A rendering of Uniqlo's Disney Springs store.

Fast Retailing, the corporate parent of Uniqlo, said Thursday it saw higher sales in the first nine months of the year but its profits slid substantially, due in part to a strong yen. The currency impact also prompted it to trim its full-year earnings forecast for the third time this year.

Asia’s largest clothing retailer said net profit for the nine months through May slid 46.4 percent to 71 billion yen, or $617.7 million at average exchange for the period. Sales at the Japanese company grew 6.4 percent to 1.43 trillion yen, or $12.48 billion.

While the strong yen bit into the bottom line, operating profit was also down. It fell 23 percent to 145.8 billion yen, or $1.27 billion. It did show a significant improvement in the third quarter from the first part of the year, rising 18.6 percent to 46.4 billion yen, or $403.7 million. The company said Uniqlo’s margins in Japan improved because of a simpler and more consistent pricing strategy and fewer short-term weekend sales.

Meanwhile, the company said third-quarter operating losses at its underperforming Uniqlo USA operations shrank. As reported, the company has stumbled in the U.S. and it is adjusting its strategy there by closing some of its smaller stores and opening larger ones elsewhere and focusing on e-commerce. Upcoming openings include Washington, D.C., and Denver.

Fast Retailing posted a nine-month foreign exchange loss of 6.7 billion yen, or $58.29 million, and an additional 1.5 billion yen, or $13.05 million, loss on store closures in the U.S.

Uniqlo’s business in greater China, its largest market outside of Japan, improved in the third quarter, with profit recovering from the second quarter when the exchange rate was less favorable. The spokeswoman said mainland China is showing strong performance, whereas Hong Kong and Taiwan are facing challenges due to local economic issues.

Fast Retailing said Uniqlo’s sales were boosted by trendy women’s styles like jogger pants and skirt-pants hybrids as well as sports-related advertising campaigns for its stay-dry fabric items.
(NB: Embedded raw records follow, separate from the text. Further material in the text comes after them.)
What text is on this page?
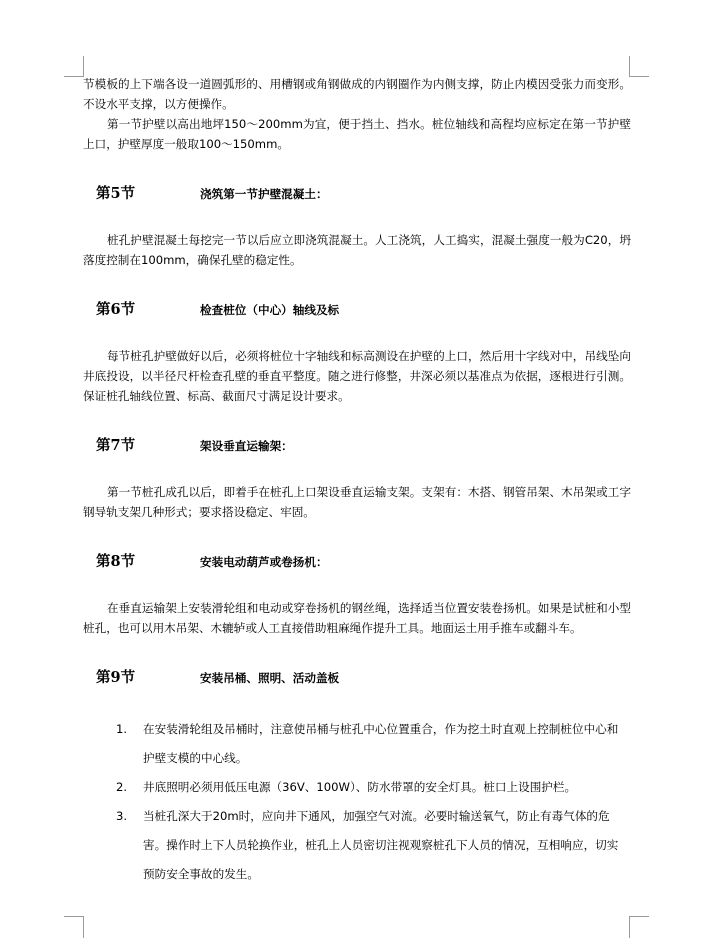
节模板的上下端各设一道圆弧形的、用槽钢或角钢做成的内钢圈作为内侧支撑，防止内模因受张力而变形。不设水平支撑，以方便操作。

第一节护壁以高出地坪150～200mm为宜，便于挡土、挡水。桩位轴线和高程均应标定在第一节护壁上口，护壁厚度一般取100～150mm。

第5节	浇筑第一节护壁混凝土：

桩孔护壁混凝土每挖完一节以后应立即浇筑混凝土。人工浇筑，人工捣实，混凝土强度一般为C20，坍落度控制在100mm，确保孔壁的稳定性。

第6节	检查桩位（中心）轴线及标

每节桩孔护壁做好以后，必须将桩位十字轴线和标高测设在护壁的上口，然后用十字线对中，吊线坠向井底投设，以半径尺杆检查孔壁的垂直平整度。随之进行修整，井深必须以基准点为依据，逐根进行引测。保证桩孔轴线位置、标高、截面尺寸满足设计要求。

第7节	架设垂直运输架：

第一节桩孔成孔以后，即着手在桩孔上口架设垂直运输支架。支架有：木搭、钢管吊架、木吊架或工字钢导轨支架几种形式；要求搭设稳定、牢固。

第8节	安装电动葫芦或卷扬机：

在垂直运输架上安装滑轮组和电动或穿卷扬机的钢丝绳，选择适当位置安装卷扬机。如果是试桩和小型桩孔，也可以用木吊架、木辘轳或人工直接借助粗麻绳作提升工具。地面运土用手推车或翻斗车。

第9节	安装吊桶、照明、活动盖板
1.	在安装滑轮组及吊桶时，注意使吊桶与桩孔中心位置重合，作为挖土时直观上控制桩位中心和护壁支模的中心线。
2.	井底照明必须用低压电源（36V、100W）、防水带罩的安全灯具。桩口上设围护栏。
3.	当桩孔深大于20m时，应向井下通风，加强空气对流。必要时输送氧气，防止有毒气体的危害。操作时上下人员轮换作业，桩孔上人员密切注视观察桩孔下人员的情况，互相响应，切实预防安全事故的发生。
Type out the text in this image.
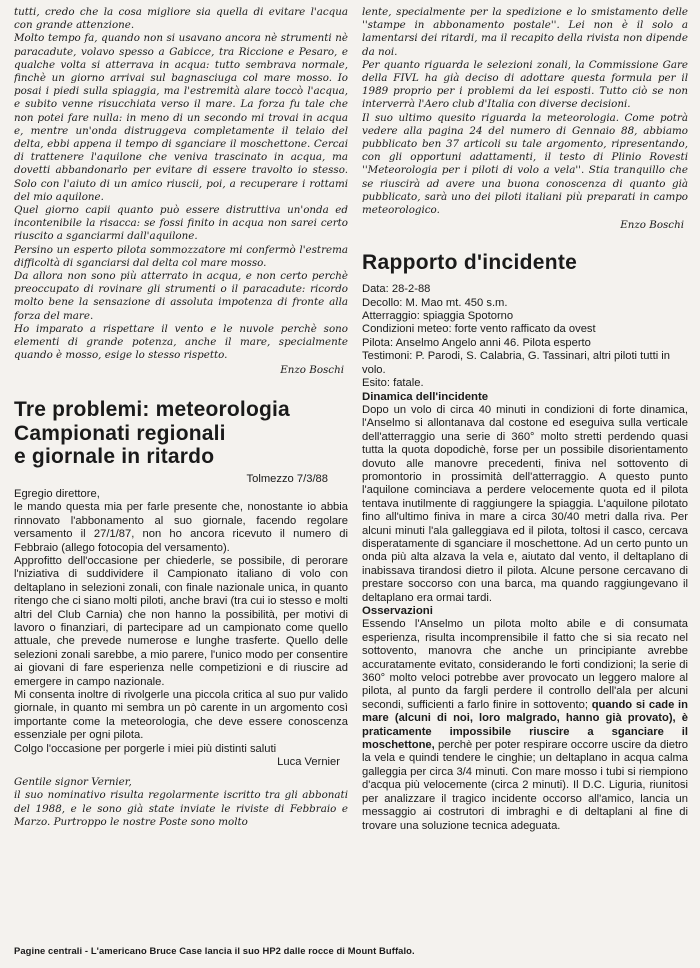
tutti, credo che la cosa migliore sia quella di evitare l'acqua con grande attenzione.

Molto tempo fa, quando non si usavano ancora nè strumenti nè paracadute, volavo spesso a Gabicce, tra Riccione e Pesaro, e qualche volta si atterrava in acqua: tutto sembrava normale, finchè un giorno arrivai sul bagnasciuga col mare mosso. Io posai i piedi sulla spiaggia, ma l'estremità alare toccò l'acqua, e subito venne risucchiata verso il mare. La forza fu tale che non potei fare nulla: in meno di un secondo mi trovai in acqua e, mentre un'onda distruggeva completamente il telaio del delta, ebbi appena il tempo di sganciare il moschettone. Cercai di trattenere l'aquilone che veniva trascinato in acqua, ma dovetti abbandonarlo per evitare di essere travolto io stesso. Solo con l'aiuto di un amico riuscii, poi, a recuperare i rottami del mio aquilone.

Quel giorno capii quanto può essere distruttiva un'onda ed incontenibile la risacca: se fossi finito in acqua non sarei certo riuscito a sganciarmi dall'aquilone.

Persino un esperto pilota sommozzatore mi confermò l'estrema difficoltà di sganciarsi dal delta col mare mosso.

Da allora non sono più atterrato in acqua, e non certo perchè preoccupato di rovinare gli strumenti o il paracadute: ricordo molto bene la sensazione di assoluta impotenza di fronte alla forza del mare.

Ho imparato a rispettare il vento e le nuvole perchè sono elementi di grande potenza, anche il mare, specialmente quando è mosso, esige lo stesso rispetto.

Enzo Boschi

Tre problemi: meteorologia
Campionati regionali
e giornale in ritardo

Tolmezzo 7/3/88

Egregio direttore,

le mando questa mia per farle presente che, nonostante io abbia rinnovato l'abbonamento al suo giornale, facendo regolare versamento il 27/1/87, non ho ancora ricevuto il numero di Febbraio (allego fotocopia del versamento).

Approfitto dell'occasione per chiederle, se possibile, di perorare l'niziativa di suddividere il Campionato italiano di volo con deltaplano in selezioni zonali, con finale nazionale unica, in quanto ritengo che ci siano molti piloti, anche bravi (tra cui io stesso e molti altri del Club Carnia) che non hanno la possibilità, per motivi di lavoro o finanziari, di partecipare ad un campionato come quello attuale, che prevede numerose e lunghe trasferte. Quello delle selezioni zonali sarebbe, a mio parere, l'unico modo per consentire ai giovani di fare esperienza nelle competizioni e di riuscire ad emergere in campo nazionale.

Mi consenta inoltre di rivolgerle una piccola critica al suo pur valido giornale, in quanto mi sembra un pò carente in un argomento così importante come la meteorologia, che deve essere conoscenza essenziale per ogni pilota.

Colgo l'occasione per porgerle i miei più distinti saluti

Luca Vernier

Gentile signor Vernier,

il suo nominativo risulta regolarmente iscritto tra gli abbonati del 1988, e le sono già state inviate le riviste di Febbraio e Marzo. Purtroppo le nostre Poste sono molto

lente, specialmente per la spedizione e lo smistamento delle ''stampe in abbonamento postale''. Lei non è il solo a lamentarsi dei ritardi, ma il recapito della rivista non dipende da noi.

Per quanto riguarda le selezioni zonali, la Commissione Gare della FIVL ha già deciso di adottare questa formula per il 1989 proprio per i problemi da lei esposti. Tutto ciò se non interverrà l'Aero club d'Italia con diverse decisioni.

Il suo ultimo quesito riguarda la meteorologia. Come potrà vedere alla pagina 24 del numero di Gennaio 88, abbiamo pubblicato ben 37 articoli su tale argomento, ripresentando, con gli opportuni adattamenti, il testo di Plinio Rovesti ''Meteorologia per i piloti di volo a vela''. Stia tranquillo che se riuscirà ad avere una buona conoscenza di quanto già pubblicato, sarà uno dei piloti italiani più preparati in campo meteorologico.

Enzo Boschi

Rapporto d'incidente

Data: 28-2-88

Decollo: M. Mao mt. 450 s.m.

Atterraggio: spiaggia Spotorno

Condizioni meteo: forte vento rafficato da ovest

Pilota: Anselmo Angelo anni 46. Pilota esperto

Testimoni: P. Parodi, S. Calabria, G. Tassinari, altri piloti tutti in volo.

Esito: fatale.

Dinamica dell'incidente

Dopo un volo di circa 40 minuti in condizioni di forte dinamica, l'Anselmo si allontanava dal costone ed eseguiva sulla verticale dell'atterraggio una serie di 360° molto stretti perdendo quasi tutta la quota dopodichè, forse per un possibile disorientamento dovuto alle manovre precedenti, finiva nel sottovento di promontorio in prossimità dell'atterraggio. A questo punto l'aquilone cominciava a perdere velocemente quota ed il pilota tentava inutilmente di raggiungere la spiaggia. L'aquilone pilotato fino all'ultimo finiva in mare a circa 30/40 metri dalla riva. Per alcuni minuti l'ala galleggiava ed il pilota, toltosi il casco, cercava disperatamente di sganciare il moschettone. Ad un certo punto un onda più alta alzava la vela e, aiutato dal vento, il deltaplano di inabissava tirandosi dietro il pilota. Alcune persone cercavano di prestare soccorso con una barca, ma quando raggiungevano il deltaplano era ormai tardi.

Osservazioni

Essendo l'Anselmo un pilota molto abile e di consumata esperienza, risulta incomprensibile il fatto che si sia recato nel sottovento, manovra che anche un principiante avrebbe accuratamente evitato, considerando le forti condizioni; la serie di 360° molto veloci potrebbe aver provocato un leggero malore al pilota, al punto da fargli perdere il controllo dell'ala per alcuni secondi, sufficienti a farlo finire in sottovento; quando si cade in mare (alcuni di noi, loro malgrado, hanno già provato), è praticamente impossibile riuscire a sganciare il moschettone, perchè per poter respirare occorre uscire da dietro la vela e quindi tendere le cinghie; un deltaplano in acqua calma galleggia per circa 3/4 minuti. Con mare mosso i tubi si riempiono d'acqua più velocemente (circa 2 minuti). Il D.C. Liguria, riunitosi per analizzare il tragico incidente occorso all'amico, lancia un messaggio ai costrutori di imbraghi e di deltaplani al fine di trovare una soluzione tecnica adeguata.

Pagine centrali - L'americano Bruce Case lancia il suo HP2 dalle rocce di Mount Buffalo.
E-commerce also saw strong growth, with online sales growing 40.6 percent year-over-year for the third quarter to represent 5.5 percent of all Uniqlo’s sales in Japan.

Fast Retailing left unchanged its full-year guidance for operating profit and revenue, but lowered its net profit forecast due to a projected foreign exchange loss of 47 billion yen, or $417.84 million. The company now expects net profit for the year ending Aug. 31 to contract by 59.1 percent to 45 billion yen, or $400 million. This is down significantly from its previous forecast of 60 billion yen, or $533.4 million. It already cut its earnings forecast at the first- and second-quarter marks.
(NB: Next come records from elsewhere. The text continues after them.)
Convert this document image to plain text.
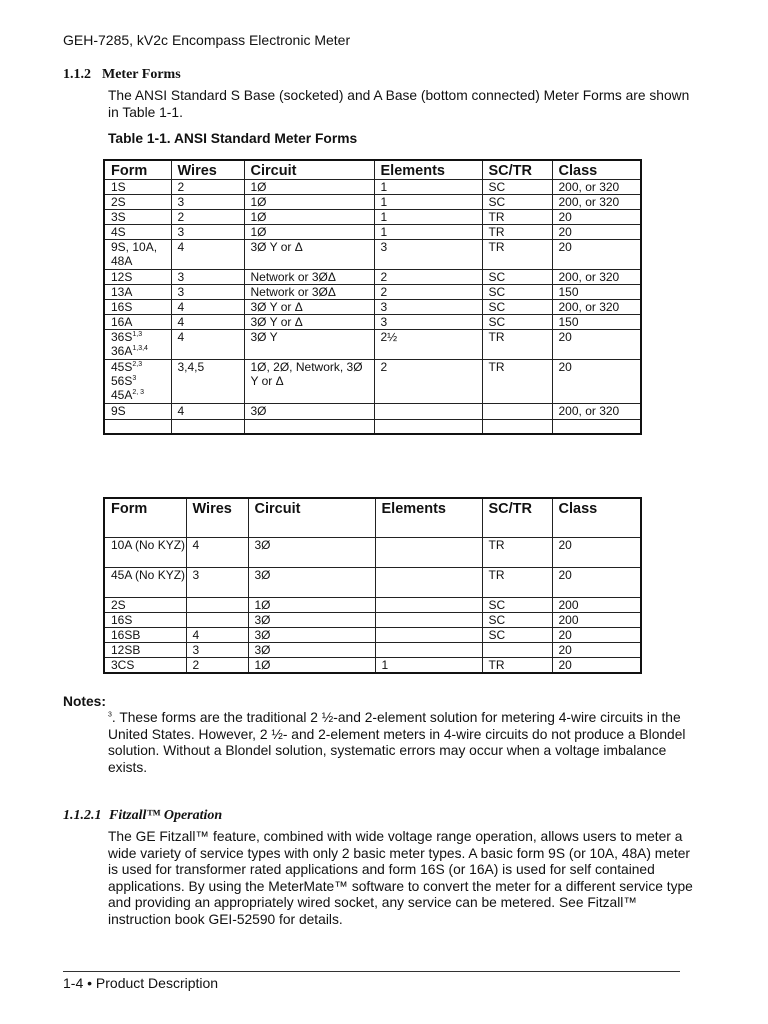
GEH-7285, kV2c Encompass Electronic Meter
1.1.2 Meter Forms
The ANSI Standard S Base (socketed) and A Base (bottom connected) Meter Forms are shown in Table 1-1.
Table 1-1. ANSI Standard Meter Forms
Form	Wires	Circuit	Elements	SC/TR	Class
1S	2	1Ø	1	SC	200, or 320
2S	3	1Ø	1	SC	200, or 320
3S	2	1Ø	1	TR	20
4S	3	1Ø	1	TR	20
9S, 10A, 48A	4	3Ø Y or Δ	3	TR	20
12S	3	Network or 3ØΔ	2	SC	200, or 320
13A	3	Network or 3ØΔ	2	SC	150
16S	4	3Ø Y or Δ	3	SC	200, or 320
16A	4	3Ø Y or Δ	3	SC	150

$36S^{1,3}$
$36A^{1,3,4}$	4	3Ø Y	2½	TR	20

$45S^{2,3}$
$56S^3$
$45A^{2, 3}$	3,4,5	1Ø, 2Ø, Network, 3Ø Y or Δ	2	TR	20
9S	4	3Ø			200, or 320

Form	Wires	Circuit	Elements	SC/TR	Class
10A (No KYZ)	4	3Ø		TR	20
45A (No KYZ)	3	3Ø		TR	20
2S		1Ø		SC	200
16S		3Ø		SC	200
16SB	4	3Ø		SC	20
12SB	3	3Ø			20
3CS	2	1Ø	1	TR	20
Notes:
$^3$. These forms are the traditional 2 ½-and 2-element solution for metering 4-wire circuits in the United States. However, 2 ½- and 2-element meters in 4-wire circuits do not produce a Blondel solution. Without a Blondel solution, systematic errors may occur when a voltage imbalance exists.
1.1.2.1 Fitzall™ Operation
The GE Fitzall™ feature, combined with wide voltage range operation, allows users to meter a wide variety of service types with only 2 basic meter types. A basic form 9S (or 10A, 48A) meter is used for transformer rated applications and form 16S (or 16A) is used for self contained applications. By using the MeterMate™ software to convert the meter for a different service type and providing an appropriately wired socket, any service can be metered. See Fitzall™ instruction book GEI-52590 for details.
1-4 • Product Description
In line with its previous forecast, full-year operating profit is expected to fall 27 percent to 120 billion yen, or $1.07 billion. Sales are seen growing 7 percent to 1.8 trillion yen, or $16 billion.

After posting a disappointing set of first-half figures in the spring, Fast Retailing slashed prices at its Uniqlo chain to boost business. 

Fast Retailing chairman and president Tadashi Yanai told The Nikkei that Uniqlo would return to its simple pricing regime because price hikes in the past two years have proven to be a mistake.

“Customers didn’t agree that products with new, higher prices reflect fair value,” Yanai told the paper. “The market was in a very tough situation. We made a mistake of raising prices under such circumstances. Consumer sentiment has turned out to be far worse than we thought.”